Let's see if there's any data that might support it.
So in the first membrane potential recordings of striatal projection neurons
during goal-directed behavior, we found that there's in fact
a brief, transient sensory response in the direct striatal projection neurons
and that seems to be missing or at least much weaker
in the indirect striatal projection neurons.
So this transient excitation of the direct pathway
could contribute to a go signal initiating the licking motor response
during the whisker detection task.
To see if that brief activation of the direct pathway
might be sufficient in order to drive licking behavior,
we tried an optogenetic substitution experiment.
So we trained the animals as before in the whisker detection task,
we stimulate the whisker, the animal licks,
it gets a reward, and now, once the animal's learned the whisker task
we then start stimulating with blue light the direct striatal projection neurons
that have been infected by our virus-expressing channelrhodopsin.
So we can activate the striatal projection neurons,
these dSPSNs that are normally activated by the sensory stimulus
during the whisker detection task.
Now we bypass the sensory stimulus and we directly stimulate those neurons.
We give them a brief few-millisecond blue light flash,
and that turns out to drive the licking motor output.
So apparently this activity in the direct striatal projection neurons
is sufficient to drive the licking motor response.
Here you can see the group statistics: the stimulation
of the direct striatal projection neurons is in fact even better
than the whisker stimulus at driving licking, and of course,
false alarm rates are low under these conditions,
whereas stimulating the indirect striatal projection neurons
in no way drives further licking.
If anything, it prevents the animal from licking.
So there's a highly specific pathway
through the direct striatal projection neurons
that drives licking and the indirect neurons
seem to have the opposing function.
So if you now put this at the level of a circuit
and synaptic wiring diagram, we think that the neocortex
is involved in the performance of this whisker detection task,
and one of the outputs of the neocortex
is the glutamatergic innervation of the striatum.
The dopamine reward signal that presumably is involved
in the learning of this task might contribute to long-term potentiation
at the neocortical synapse
onto the direct pathway striatal projection neurons
through the activation of D1 receptors.
That would then strengthen the go pathway,
whereas the glutamatergic input
onto the indirect striatal projection neurons
might be decreased in efficacy through long-term depression
driven by the D2 receptors
and the depression of this pathway here might then prevent the no-go signal.
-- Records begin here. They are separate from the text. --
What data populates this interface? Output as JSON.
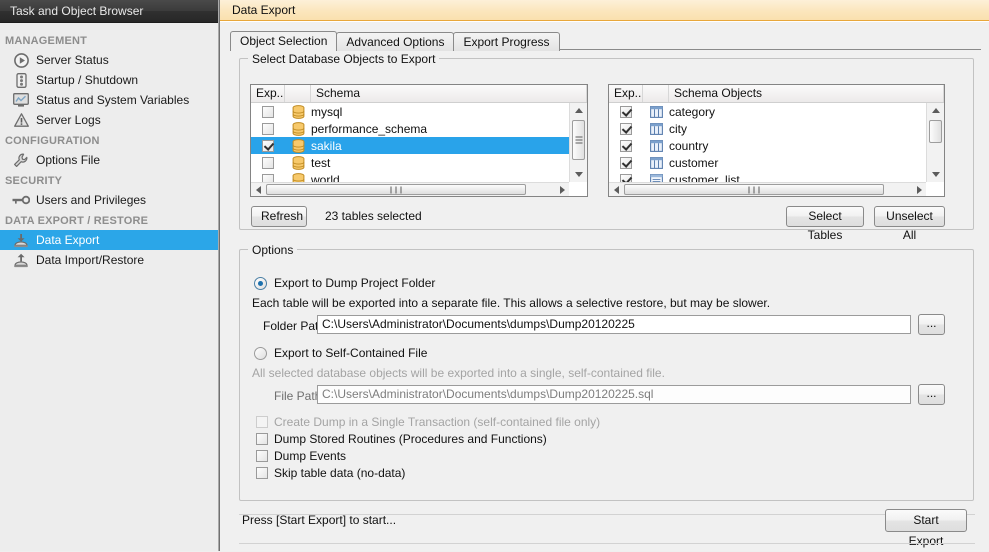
{
  "sidebar": {
    "header": "Task and Object Browser",
    "groups": [
      {
        "title": "MANAGEMENT",
        "items": [
          {
            "label": "Server Status",
            "icon": "play-circle-icon",
            "selected": false
          },
          {
            "label": "Startup / Shutdown",
            "icon": "server-stack-icon",
            "selected": false
          },
          {
            "label": "Status and System Variables",
            "icon": "monitor-chart-icon",
            "selected": false
          },
          {
            "label": "Server Logs",
            "icon": "warning-triangle-icon",
            "selected": false
          }
        ]
      },
      {
        "title": "CONFIGURATION",
        "items": [
          {
            "label": "Options File",
            "icon": "wrench-icon",
            "selected": false
          }
        ]
      },
      {
        "title": "SECURITY",
        "items": [
          {
            "label": "Users and Privileges",
            "icon": "key-icon",
            "selected": false
          }
        ]
      },
      {
        "title": "DATA EXPORT / RESTORE",
        "items": [
          {
            "label": "Data Export",
            "icon": "export-arrow-down-icon",
            "selected": true
          },
          {
            "label": "Data Import/Restore",
            "icon": "import-arrow-up-icon",
            "selected": false
          }
        ]
      }
    ]
  },
  "window": {
    "title": "Data Export",
    "accent_color": "#fae0ae",
    "accent_border": "#e8a73a",
    "selection_color": "#29a3ea"
  },
  "tabs": [
    {
      "label": "Object Selection",
      "active": true
    },
    {
      "label": "Advanced Options",
      "active": false
    },
    {
      "label": "Export Progress",
      "active": false
    }
  ],
  "select_objects": {
    "group_title": "Select Database Objects to Export",
    "schema_list": {
      "columns": [
        "Exp...",
        "",
        "Schema"
      ],
      "rows": [
        {
          "checked": false,
          "name": "mysql",
          "icon": "database-icon",
          "selected": false
        },
        {
          "checked": false,
          "name": "performance_schema",
          "icon": "database-icon",
          "selected": false
        },
        {
          "checked": true,
          "name": "sakila",
          "icon": "database-icon",
          "selected": true
        },
        {
          "checked": false,
          "name": "test",
          "icon": "database-icon",
          "selected": false
        },
        {
          "checked": false,
          "name": "world",
          "icon": "database-icon",
          "selected": false
        }
      ]
    },
    "objects_list": {
      "columns": [
        "Exp...",
        "",
        "Schema Objects"
      ],
      "rows": [
        {
          "checked": true,
          "name": "category",
          "icon": "table-icon",
          "selected": false
        },
        {
          "checked": true,
          "name": "city",
          "icon": "table-icon",
          "selected": false
        },
        {
          "checked": true,
          "name": "country",
          "icon": "table-icon",
          "selected": false
        },
        {
          "checked": true,
          "name": "customer",
          "icon": "table-icon",
          "selected": false
        },
        {
          "checked": true,
          "name": "customer_list",
          "icon": "view-icon",
          "selected": false
        }
      ]
    },
    "refresh_label": "Refresh",
    "status_text": "23 tables selected",
    "select_tables_label": "Select Tables",
    "unselect_all_label": "Unselect All"
  },
  "options": {
    "group_title": "Options",
    "dump_folder": {
      "radio_label": "Export to Dump Project Folder",
      "selected": true,
      "description": "Each table will be exported into a separate file. This allows a selective restore, but may be slower.",
      "path_label": "Folder Path",
      "path_value": "C:\\Users\\Administrator\\Documents\\dumps\\Dump20120225",
      "browse_label": "..."
    },
    "self_contained": {
      "radio_label": "Export to Self-Contained File",
      "selected": false,
      "description": "All selected database objects will be exported into a single, self-contained file.",
      "path_label": "File Path",
      "path_value": "C:\\Users\\Administrator\\Documents\\dumps\\Dump20120225.sql",
      "browse_label": "..."
    },
    "checkboxes": [
      {
        "label": "Create Dump in a Single Transaction (self-contained file only)",
        "checked": false,
        "disabled": true
      },
      {
        "label": "Dump Stored Routines (Procedures and Functions)",
        "checked": false,
        "disabled": false
      },
      {
        "label": "Dump Events",
        "checked": false,
        "disabled": false
      },
      {
        "label": "Skip table data (no-data)",
        "checked": false,
        "disabled": false
      }
    ]
  },
  "footer": {
    "status": "Press [Start Export] to start...",
    "start_export_label": "Start Export"
  }
}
So altogether what we see is that this pathway could be involved
in the reward-based learning
of this very simple goal-directed sensorimotor loop downstream
of the whisker stimulus.
In this video, we've discussed one specific hypothesis
that attempts to provide a mechanistic neuronal circuit
and synaptic plasticity mechanisms underlying reward-based learning.
The basic concept is simple: reward-based learning should reinforce
the synaptic circuits driving goal-directed sensorimotor transformations.
That way, actions leading to rewards
should be carried out in the appropriate context.
Mechanistically, the transient action potential firing
of dopaminergic neurons in the midbrain appears to signal reward,
or cues that predict reward.
In fact, more formally it's thought to be reward prediction errors.
This could form the signal driving synaptic plasticity
at corticostriatal synapses, which might participate importantly
in reward-based learning.
These same circuits that are so useful for learning goal-directed behavior
also go wrong in some brain diseases.
We'll discuss that in the next video.